103. What a perfectly beautiful republican movement! thinks Sismondi,
seeing, in all this, nothing but the energy of a multitude; and
entirely ignoring the peculiar capacity of this Florentine mob,--
capacity of two virtues, much forgotten by modern republicanism,--
order, namely; and obedience; together with the peculiar instinct of
this Florentine multitude, which not only felt itself to need captains,
but knew where to find them.

104. Hubert of Lucca--How came they, think you, to choose _him _out of
a stranger city, and that a poorer one than their own?

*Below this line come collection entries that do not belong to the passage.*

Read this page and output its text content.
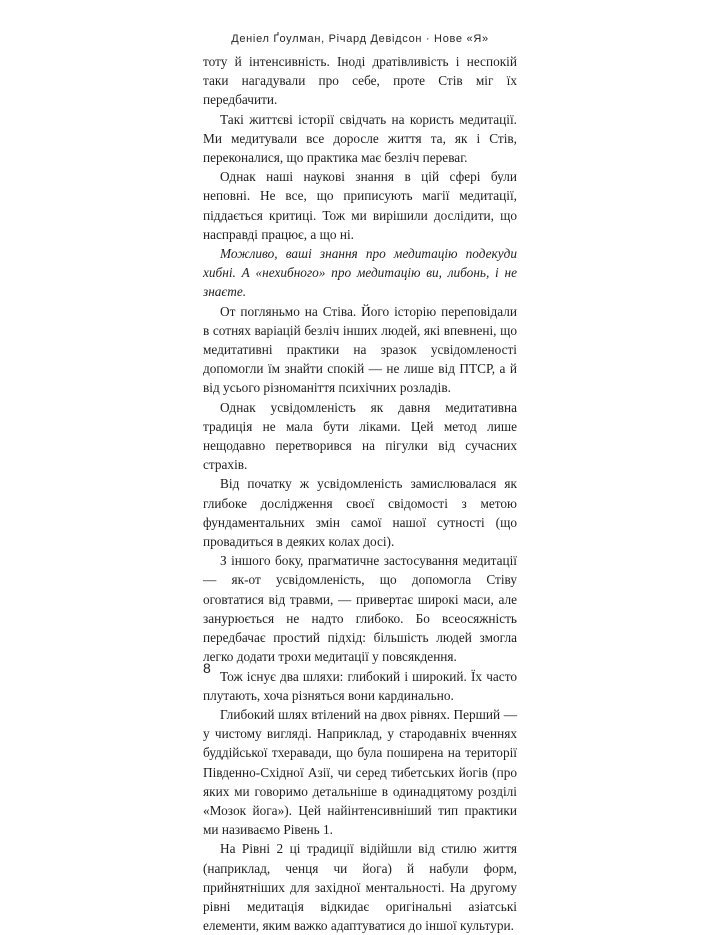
Деніел Ґоулман, Річард Девідсон · Нове «Я»

тоту й інтенсивність. Іноді дратівливість і неспокій таки нагадували про себе, проте Стів міг їх передбачити.

Такі життєві історії свідчать на користь медитації. Ми медитували все доросле життя та, як і Стів, переконалися, що практика має безліч переваг.

Однак наші наукові знання в цій сфері були неповні. Не все, що приписують магії медитації, піддається критиці. Тож ми вирішили дослідити, що насправді працює, а що ні.

Можливо, ваші знання про медитацію подекуди хибні. А «нехибного» про медитацію ви, либонь, і не знаєте.

От погляньмо на Стіва. Його історію переповідали в сотнях варіацій безліч інших людей, які впевнені, що медитативні практики на зразок усвідомленості допомогли їм знайти спокій — не лише від ПТСР, а й від усього різноманіття психічних розладів.

Однак усвідомленість як давня медитативна традиція не мала бути ліками. Цей метод лише нещодавно перетворився на пігулки від сучасних страхів.

Від початку ж усвідомленість замислювалася як глибоке дослідження своєї свідомості з метою фундаментальних змін самої нашої сутності (що провадиться в деяких колах досі).

З іншого боку, прагматичне застосування медитації — як-от усвідомленість, що допомогла Стіву оговтатися від травми, — привертає широкі маси, але занурюється не надто глибоко. Бо всеосяжність передбачає простий підхід: більшість людей змогла легко додати трохи медитації у повсякдення.

Тож існує два шляхи: глибокий і широкий. Їх часто плутають, хоча різняться вони кардинально.

Глибокий шлях втілений на двох рівнях. Перший — у чистому вигляді. Наприклад, у стародавніх вченнях буддійської тхеравади, що була поширена на території Південно-Східної Азії, чи серед тибетських йогів (про яких ми говоримо детальніше в одинадцятому розділі «Мозок йога»). Цей найінтенсивніший тип практики ми називаємо Рівень 1.

На Рівні 2 ці традиції відійшли від стилю життя (наприклад, ченця чи йога) й набули форм, прийнятніших для західної ментальності. На другому рівні медитація відкидає оригінальні азіатські елементи, яким важко адаптуватися до іншої культури.

8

Was there no
Florentine then, of all this rich and eager crowd, who was fit to
govern Florence?

I cannot find any account of this Hubert, Bright mind, of Ducca;
Villani says simply of him, "Fu il primo capitano di Firenze."

They hung a bell for him in the Campanile of the Lion, and gave him the
flag of Florence to bear; and before the day was over, that 20th of
October, he had given every one of the twenty companies their flags
also. And the bearings of the said gonfalons were these. I will give
you this heraldry as far as I can make it out from Villani; it will be
very useful to us afterwards; I leave the Italian when I cannot
translate it:--

105. A. Sesto, (sixth part of the city,) of the other side of Arno.